I agree with Sarah when she said, "Part of me sort of wants to scream WHY ARE WE WASTING TIME TALKING ABOUT THIS instead of supporting parents to really engage with their kids, become educated and empowered consumers of both research and literature, and make good decisions about how to guide their teens? How about we talk about how to get more teens to read? Oh, heck, why don't we all go and work on our WIPs?"

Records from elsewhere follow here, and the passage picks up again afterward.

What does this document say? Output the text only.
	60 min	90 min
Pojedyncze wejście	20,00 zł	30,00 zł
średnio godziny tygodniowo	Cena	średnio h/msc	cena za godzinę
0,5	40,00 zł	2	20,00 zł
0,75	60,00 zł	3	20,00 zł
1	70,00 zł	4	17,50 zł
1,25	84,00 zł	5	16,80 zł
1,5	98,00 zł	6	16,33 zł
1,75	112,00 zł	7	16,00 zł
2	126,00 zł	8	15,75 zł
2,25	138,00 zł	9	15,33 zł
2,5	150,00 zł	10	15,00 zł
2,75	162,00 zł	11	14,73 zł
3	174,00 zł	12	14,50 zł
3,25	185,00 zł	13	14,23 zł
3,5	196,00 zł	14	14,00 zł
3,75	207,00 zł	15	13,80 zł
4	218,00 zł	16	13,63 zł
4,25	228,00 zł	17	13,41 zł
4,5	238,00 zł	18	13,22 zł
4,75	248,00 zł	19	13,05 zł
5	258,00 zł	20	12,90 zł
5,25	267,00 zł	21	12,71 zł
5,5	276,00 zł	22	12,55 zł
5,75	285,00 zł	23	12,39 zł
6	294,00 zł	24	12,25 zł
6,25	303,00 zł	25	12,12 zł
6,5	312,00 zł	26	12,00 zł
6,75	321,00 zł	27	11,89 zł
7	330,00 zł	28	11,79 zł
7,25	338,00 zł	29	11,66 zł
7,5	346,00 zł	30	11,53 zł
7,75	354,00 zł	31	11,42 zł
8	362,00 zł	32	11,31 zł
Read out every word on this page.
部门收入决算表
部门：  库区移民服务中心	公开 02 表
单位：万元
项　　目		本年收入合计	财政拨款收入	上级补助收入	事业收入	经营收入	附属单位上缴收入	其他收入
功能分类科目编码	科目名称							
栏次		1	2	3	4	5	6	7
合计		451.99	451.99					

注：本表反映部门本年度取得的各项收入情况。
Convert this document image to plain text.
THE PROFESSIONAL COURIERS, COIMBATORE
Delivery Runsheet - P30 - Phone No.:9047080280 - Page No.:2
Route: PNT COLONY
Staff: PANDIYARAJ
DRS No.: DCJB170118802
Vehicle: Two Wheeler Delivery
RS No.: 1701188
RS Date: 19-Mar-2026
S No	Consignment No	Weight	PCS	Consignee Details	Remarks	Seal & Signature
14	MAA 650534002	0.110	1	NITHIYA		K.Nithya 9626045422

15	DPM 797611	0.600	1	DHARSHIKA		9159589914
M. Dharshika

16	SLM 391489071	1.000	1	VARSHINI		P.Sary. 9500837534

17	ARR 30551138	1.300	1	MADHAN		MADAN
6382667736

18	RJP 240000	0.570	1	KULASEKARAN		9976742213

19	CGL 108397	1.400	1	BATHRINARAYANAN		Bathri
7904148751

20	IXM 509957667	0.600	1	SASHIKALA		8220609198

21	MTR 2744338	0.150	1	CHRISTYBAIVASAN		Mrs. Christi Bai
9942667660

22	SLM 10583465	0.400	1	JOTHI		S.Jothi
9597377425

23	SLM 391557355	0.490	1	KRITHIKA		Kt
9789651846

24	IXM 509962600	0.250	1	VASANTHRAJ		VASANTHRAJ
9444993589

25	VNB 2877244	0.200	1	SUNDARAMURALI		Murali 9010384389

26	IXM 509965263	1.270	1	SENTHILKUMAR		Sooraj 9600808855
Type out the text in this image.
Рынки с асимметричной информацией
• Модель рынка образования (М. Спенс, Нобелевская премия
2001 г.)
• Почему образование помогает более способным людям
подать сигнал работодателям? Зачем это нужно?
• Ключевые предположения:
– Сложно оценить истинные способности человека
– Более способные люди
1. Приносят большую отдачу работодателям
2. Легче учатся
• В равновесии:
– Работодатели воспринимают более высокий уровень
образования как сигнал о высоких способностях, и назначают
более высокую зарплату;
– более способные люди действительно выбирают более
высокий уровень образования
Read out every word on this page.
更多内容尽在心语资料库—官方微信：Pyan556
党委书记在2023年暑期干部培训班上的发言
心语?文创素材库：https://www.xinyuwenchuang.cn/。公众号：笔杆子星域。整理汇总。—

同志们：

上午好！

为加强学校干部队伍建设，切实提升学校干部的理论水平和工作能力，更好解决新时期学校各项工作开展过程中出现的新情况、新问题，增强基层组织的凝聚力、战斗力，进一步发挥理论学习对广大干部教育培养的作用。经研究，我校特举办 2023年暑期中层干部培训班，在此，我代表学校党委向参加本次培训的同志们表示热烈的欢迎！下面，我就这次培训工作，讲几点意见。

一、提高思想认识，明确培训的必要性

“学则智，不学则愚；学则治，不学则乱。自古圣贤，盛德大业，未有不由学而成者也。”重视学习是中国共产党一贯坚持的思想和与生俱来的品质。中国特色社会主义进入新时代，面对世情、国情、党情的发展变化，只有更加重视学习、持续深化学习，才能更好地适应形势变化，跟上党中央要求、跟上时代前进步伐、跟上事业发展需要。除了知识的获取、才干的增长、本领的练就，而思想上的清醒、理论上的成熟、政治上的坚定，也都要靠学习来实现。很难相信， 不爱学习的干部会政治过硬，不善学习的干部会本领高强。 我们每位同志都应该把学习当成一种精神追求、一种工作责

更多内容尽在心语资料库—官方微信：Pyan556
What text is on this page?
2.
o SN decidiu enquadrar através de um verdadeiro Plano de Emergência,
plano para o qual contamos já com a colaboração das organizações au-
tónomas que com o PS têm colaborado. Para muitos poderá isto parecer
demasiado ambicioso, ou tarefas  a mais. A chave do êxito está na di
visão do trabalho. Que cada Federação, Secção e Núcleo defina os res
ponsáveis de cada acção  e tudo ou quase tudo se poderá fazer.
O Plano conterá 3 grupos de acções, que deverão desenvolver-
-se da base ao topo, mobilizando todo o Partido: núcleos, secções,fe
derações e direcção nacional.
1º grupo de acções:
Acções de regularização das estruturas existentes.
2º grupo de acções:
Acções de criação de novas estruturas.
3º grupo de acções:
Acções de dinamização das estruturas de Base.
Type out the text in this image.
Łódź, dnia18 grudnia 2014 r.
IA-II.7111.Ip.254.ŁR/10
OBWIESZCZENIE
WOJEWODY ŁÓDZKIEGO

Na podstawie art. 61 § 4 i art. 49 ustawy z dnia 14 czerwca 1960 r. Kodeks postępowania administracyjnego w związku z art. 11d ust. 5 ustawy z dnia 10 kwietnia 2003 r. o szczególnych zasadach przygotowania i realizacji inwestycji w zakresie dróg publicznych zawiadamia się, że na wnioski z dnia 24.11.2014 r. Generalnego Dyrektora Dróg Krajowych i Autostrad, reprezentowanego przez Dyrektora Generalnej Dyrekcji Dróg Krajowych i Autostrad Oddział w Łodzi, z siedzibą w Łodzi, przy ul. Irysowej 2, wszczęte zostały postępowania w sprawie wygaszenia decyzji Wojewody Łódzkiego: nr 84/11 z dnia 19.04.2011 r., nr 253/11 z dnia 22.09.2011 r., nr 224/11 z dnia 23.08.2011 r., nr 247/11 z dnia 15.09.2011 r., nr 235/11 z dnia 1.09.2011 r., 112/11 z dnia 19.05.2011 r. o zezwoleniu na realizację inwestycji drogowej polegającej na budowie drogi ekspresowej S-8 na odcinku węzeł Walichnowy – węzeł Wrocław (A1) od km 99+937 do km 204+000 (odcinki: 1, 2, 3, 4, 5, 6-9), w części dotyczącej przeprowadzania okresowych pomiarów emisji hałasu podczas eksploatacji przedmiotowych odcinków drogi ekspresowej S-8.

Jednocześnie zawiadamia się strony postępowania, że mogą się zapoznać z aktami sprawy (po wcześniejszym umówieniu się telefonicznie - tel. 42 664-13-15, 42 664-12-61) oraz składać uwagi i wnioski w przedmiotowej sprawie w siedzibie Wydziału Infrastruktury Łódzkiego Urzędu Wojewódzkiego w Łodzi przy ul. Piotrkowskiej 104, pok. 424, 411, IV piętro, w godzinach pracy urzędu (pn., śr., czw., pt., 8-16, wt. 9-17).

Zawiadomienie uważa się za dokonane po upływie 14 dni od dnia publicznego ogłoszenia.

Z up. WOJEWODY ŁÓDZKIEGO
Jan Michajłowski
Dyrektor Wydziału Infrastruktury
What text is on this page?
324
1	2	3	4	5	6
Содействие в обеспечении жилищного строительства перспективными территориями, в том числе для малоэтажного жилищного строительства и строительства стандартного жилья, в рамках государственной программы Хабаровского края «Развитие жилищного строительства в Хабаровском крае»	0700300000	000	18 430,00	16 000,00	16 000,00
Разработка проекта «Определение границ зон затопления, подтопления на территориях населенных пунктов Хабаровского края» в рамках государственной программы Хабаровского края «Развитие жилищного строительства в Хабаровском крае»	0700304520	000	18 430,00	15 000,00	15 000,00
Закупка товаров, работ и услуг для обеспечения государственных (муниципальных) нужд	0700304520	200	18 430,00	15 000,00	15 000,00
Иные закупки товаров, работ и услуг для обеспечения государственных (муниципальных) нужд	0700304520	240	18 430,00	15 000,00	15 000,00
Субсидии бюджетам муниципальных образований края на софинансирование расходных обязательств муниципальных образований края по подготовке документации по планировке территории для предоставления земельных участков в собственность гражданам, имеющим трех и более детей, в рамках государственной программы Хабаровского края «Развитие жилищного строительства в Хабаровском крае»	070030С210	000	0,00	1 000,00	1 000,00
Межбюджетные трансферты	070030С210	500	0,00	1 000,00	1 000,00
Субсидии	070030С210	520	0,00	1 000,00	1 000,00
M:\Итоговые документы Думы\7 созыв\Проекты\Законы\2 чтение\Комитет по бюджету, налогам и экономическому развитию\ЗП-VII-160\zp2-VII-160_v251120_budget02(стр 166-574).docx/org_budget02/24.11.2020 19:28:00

Hee hee. That's my shtick. I'm recoiling from some authors who have chosen to be snarky toward concerned parents rather than truly engaging them in the conversation about YA issues books. My friend and I want to start a non-profit to put a family library in every home. Imagine how much better the world would be if every mom or dad read with their kids and talked with them about the story. I hope more author types make that their focus instead of Scott Westerfield's quite condescending post about reactionary parents and how their teens know better than them. That doesn't build the kind of relationship between teens and their parents needed for a worthwhile discussion.

Kristal Shaff said...

Soooo true, Katrina!

Becky Mahoney said...

Hi Operation Awesome ladies! Sorry to go off topic in such a great post, but I didn't know where else to put this. I entered the Mystery Agent contest this month - my entry was THE HUNGRY GROUND. Well, I have had a bit of progress on the agent front, and I have to make certain decisions by the weekend, so the MS probably won't be available for much longer.

Anyway! That was a very vague and roundabout way of saying that I should withdraw from the contest. But thank you all so much for doing these, as always!

Katrina L. Lantz said...

Thank you, Becky! How exciting for you! Congratulations! I'll let our Mystery Agent know.